París, en uno de esos glaciales días del engañoso sol de primavera, se diría ajeno hoy a nada que no sean sus rutinas habituales. Hay carteles electorales, es cierto. Mínimos y restringidos a los escuetos paneles establecidos.

Hubo un mitin ayer en la plaza de la República, consagrado territorio de asambleas populares. Lo convocaba el socialista, Benoît Hamon. Que es un candidato muerto: abandonado por el Presidente Hollande, rechazado por Valls. El mitin fue triste. Unos cuantos cientos de concentrados. Entre la plaza de la Nación y la de la República, viví mi primera manifestación en París, hace 45 años, contra la guerra de Vietnam. Medio millón de personas. Pero hoy, la calle ya no cuenta: cuatro gatos. Y Hamon cuenta todavía menos.

Francia se está jugando su momento más decisivo del último medio siglo. Y lo más asombroso es quizá que ese riesgo sea invisible. Ni adoquines levantados, ni grafitis, ni entusiastas que anuncian el fin de un tiempo. Todo es tan comedido, que uno pensaría hallarse en las vísperas sólo de un excelente fin de semana, con luz radiante, seco y frío. Nada sucede. Y todos saben que está sucediendo y es decisivo.

Muy poco queda de las grandes liturgias políticas de antaño. Si es que queda algo. Busco los signos visibles de ese desmoronamiento que está a punto de producirse ahora. En vano. Nada sucede a la vista. Sucede en otro sitio. Igual que en otro sitio sucede casi todo en torno nuestro. Lo virtual ha desplazado por completo al espacio físico. Y es ahí donde se está jugando una batalla de cuyo resultado pende, no sólo el porvenir de Francia, sino el de Europa.

La gran batalla de las elecciones presidenciales francesas se está jugando en las redes sociales. Con la certeza de que nunca ya la política se hará de otra manera. Todo es cautela y sombra. Y juego cibernético. Todo sucede en los flujos subterráneos que subyacen a los ordenadores. Y, en ese vago territorio de lo indetectable, los márgenes de manipulación son infinitos. Muchísimo más de lo que hayan podido llegarlo a ser nunca en las sociedades del siglo XX. La política del XXI estará hecha de simulaciones que revistan valor de realidad. Nada de cuanto sucede en lo virtual es verdadero. Ni falso. Es, en diversas medidas, impositivo. Y teje adhesiones.

Le Pen, y Mélenchon, han sabido reconocerse en eso. No es extraño. El trastrueque de la política en videojuego es el espacio más benévolo para los totalitarismos. Los birlibirloques de reduplicación virtual del candidato “insumiso”, el tráfico de red masivo de la candidata “insurrecta” apuntan a un horizonte de futuro muy inquietante. No es sólo el fin de un régimen, el de la Vª República; es el fin del envite de transparencia colectiva al cual Europa llamó un día democracia. Y nadie sabe lo que viene luego. Ahora.

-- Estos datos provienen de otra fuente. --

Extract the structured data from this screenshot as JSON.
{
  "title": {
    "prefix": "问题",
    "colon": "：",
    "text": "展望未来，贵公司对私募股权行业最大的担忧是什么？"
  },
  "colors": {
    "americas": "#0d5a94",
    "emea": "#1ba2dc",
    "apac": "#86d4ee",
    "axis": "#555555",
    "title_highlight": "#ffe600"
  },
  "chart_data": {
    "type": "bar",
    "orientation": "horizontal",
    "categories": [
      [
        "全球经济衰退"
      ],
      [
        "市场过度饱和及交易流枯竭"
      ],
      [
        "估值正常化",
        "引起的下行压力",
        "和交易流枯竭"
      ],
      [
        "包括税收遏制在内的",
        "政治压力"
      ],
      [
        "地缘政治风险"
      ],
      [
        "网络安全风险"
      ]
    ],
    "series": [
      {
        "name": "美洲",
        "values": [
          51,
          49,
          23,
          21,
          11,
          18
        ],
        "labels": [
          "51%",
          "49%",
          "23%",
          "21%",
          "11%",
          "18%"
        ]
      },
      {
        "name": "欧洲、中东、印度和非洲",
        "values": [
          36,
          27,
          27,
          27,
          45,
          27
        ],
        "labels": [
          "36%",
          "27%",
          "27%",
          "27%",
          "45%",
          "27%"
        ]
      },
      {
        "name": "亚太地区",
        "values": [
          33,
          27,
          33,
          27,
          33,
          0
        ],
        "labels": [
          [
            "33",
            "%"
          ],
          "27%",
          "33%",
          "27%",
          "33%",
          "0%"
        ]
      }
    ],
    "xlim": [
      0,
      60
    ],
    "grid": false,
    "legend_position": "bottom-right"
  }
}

Esa desazón es lo crucial que se juega este domingo en Francia. Todo cuanto sabemos –los sondeos sobre todo– es un riguroso tejido de ficciones, una primorosa matemática de las falsificaciones. Todo sucede entre las sombras de lo manipulable. El editorialista de Charlie Hebdo cifraba muy bien, ayer, el hondo malestar de quienes se resisten a ser tomados por perfectos imbéciles: “jamás un escrutinio nos habrá desasosegado más que éste”.

Hubo un tiempo –1973– en el cual Charlie se ciscaba alegremente en las votaciones, haciendo en portada suyo el éléctions piège à cons de Jean-Paul Sartre. Hoy se vive en una envenenada trampa. En la cual, cada salida da sobre el beneficio del Frente Nacional de Marine le Pen. Y, con él, sobre la definitiva voladura de la UE. Y, a partir de ella, con el retorno al peor tiempo de las tempestades de entreguerras: esa condensación de populismo y nacionalismo. Todas las opciones parecen envenenadas. Porque no hay más que le Pen –aunque sea en contra de ella– en la definición del tablero en juego. Ni Fillon ni Macron ofrecen más que eso en esta primera vuelta: ser el más adecuado para impedir el acceso del FN al Elíseo. Y, aunque esta vez Le Pen no gane, la Francia que saldrá de aquí será la que ella habrá determinado.